Der vierte Akt schließlich begab sich unter den Pinien im Garten, denn dorthin locken Susanna und die Contessa den Conte in der »Canzonetta sull’ aria«. Doch die Pinien sind heute auch nicht mehr, was sie noch in den 1980-er Jahren waren: Damals sahen die Früchte in Farbe und Form Orangen zum Verwechseln ähnlich; — zumindest, wenn es nach Huguet und Maestre geht.

»Le nozze di Figaro«, 3. Akt: Katharina Kammerloher (Marcellina), Riccardo Fassi (Figaro), Nadine Sierra (Susanna) und Maurizio Muraro (Bartolo) © Staatsoper unter den Linden, Berlin/Matthias Baus

»Le nozze di Figaro«, 3. Akt: Katharina Kammerloher (Marcellina), Riccardo Fassi (Figaro), Nadine Sierra (Susanna) und Maurizio Muraro (Bartolo)

© Staatsoper unter den Linden, Berlin/Matthias Baus

IV.
Die musikalische Seite dieses frühen Abends ließ wenig Wünsche offen. In der Übertragung klangen alle Sänger gleichermaßen präsent, sodaß sich der Eindruck eines homogenen Ensembles einstellte. In dieser Hinsicht herrschte also Égalité auch schon in vorrevolutionärer Zeit. Daß alle mit Micro-Ports ausgestattet waren, tat diesem Umstand sicher keinen Abbruch. Elsa Dreisig als Contessa d’Almaviva, Nadine Sierra als Susanna und Emily D’Angelo als Cherubino spielten, was Huguet wollte. Und schafften es, zwischen dem Genuß mehrerer Gläser Whisky auch noch zu singen. Weich klangen alle diese Stimmen, vor allem im so oft geforderten pianissimo. Es wird einige Zeit dauern, bis ich wieder einen Cherubino oder eine Susanna in dieser Qualität hören werde… 

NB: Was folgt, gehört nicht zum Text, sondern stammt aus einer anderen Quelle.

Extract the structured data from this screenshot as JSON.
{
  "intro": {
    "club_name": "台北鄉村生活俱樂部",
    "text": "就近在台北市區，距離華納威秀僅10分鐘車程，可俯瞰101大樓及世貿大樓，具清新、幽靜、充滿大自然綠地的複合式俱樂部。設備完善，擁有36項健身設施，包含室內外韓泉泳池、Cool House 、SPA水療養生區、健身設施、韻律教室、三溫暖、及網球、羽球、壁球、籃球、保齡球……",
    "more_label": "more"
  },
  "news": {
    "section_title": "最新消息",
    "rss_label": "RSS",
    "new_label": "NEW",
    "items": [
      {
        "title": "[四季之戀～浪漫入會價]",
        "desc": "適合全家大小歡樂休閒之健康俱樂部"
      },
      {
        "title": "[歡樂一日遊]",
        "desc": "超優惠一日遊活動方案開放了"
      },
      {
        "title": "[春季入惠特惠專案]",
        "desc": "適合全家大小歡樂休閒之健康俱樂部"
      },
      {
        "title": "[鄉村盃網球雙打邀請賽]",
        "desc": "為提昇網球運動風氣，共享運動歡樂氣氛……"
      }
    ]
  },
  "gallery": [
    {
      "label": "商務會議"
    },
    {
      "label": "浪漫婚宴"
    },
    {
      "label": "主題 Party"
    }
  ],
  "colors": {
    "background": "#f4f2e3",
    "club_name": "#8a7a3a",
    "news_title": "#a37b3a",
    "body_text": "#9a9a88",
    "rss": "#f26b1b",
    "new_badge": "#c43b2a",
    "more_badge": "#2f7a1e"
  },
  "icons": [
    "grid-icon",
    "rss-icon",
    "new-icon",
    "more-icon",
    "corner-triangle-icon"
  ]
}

Der Conte d’Almaviva des Gyula Orendt bezog die stimmliche Präsenz aus seiner Mittellage, die darstellerische aus seiner Zeichnung als typischer Franzose. Riccardo Fassi, der auch in Wien schon als Pistola und Figaro zu sehen war, gelang das Kunststück, während »Non più andrai, farfallone amoroso” auch noch rote Grütze an alle um den Tisch Sitzenden auszuteilen, ohne zu kleckern. »Figaro qua, Figaro là…«

Katherina Kammerloher als Marcellina agierte unerschrocken. Sie erschien zum Gerichtstermin beim Conte sogar mit Lockenwicklern im Haar, während der Bartolo des Maurizio Muraro sich in der Arie »La vendetta« achtbar schlug. (Denn so leicht ist die auch nicht zu singen.) Stephan Rügamer assistierte als Don Basilio, und nicht vergessen sein soll auch Siegfried Jerusalem, der die kleine Partie des Don Curzio mit Leben erfüllte.

V.
Die Berliner Staatsoper bot mit dieser Vorstellung jedenfalls den köstlichsten Aprilscherz.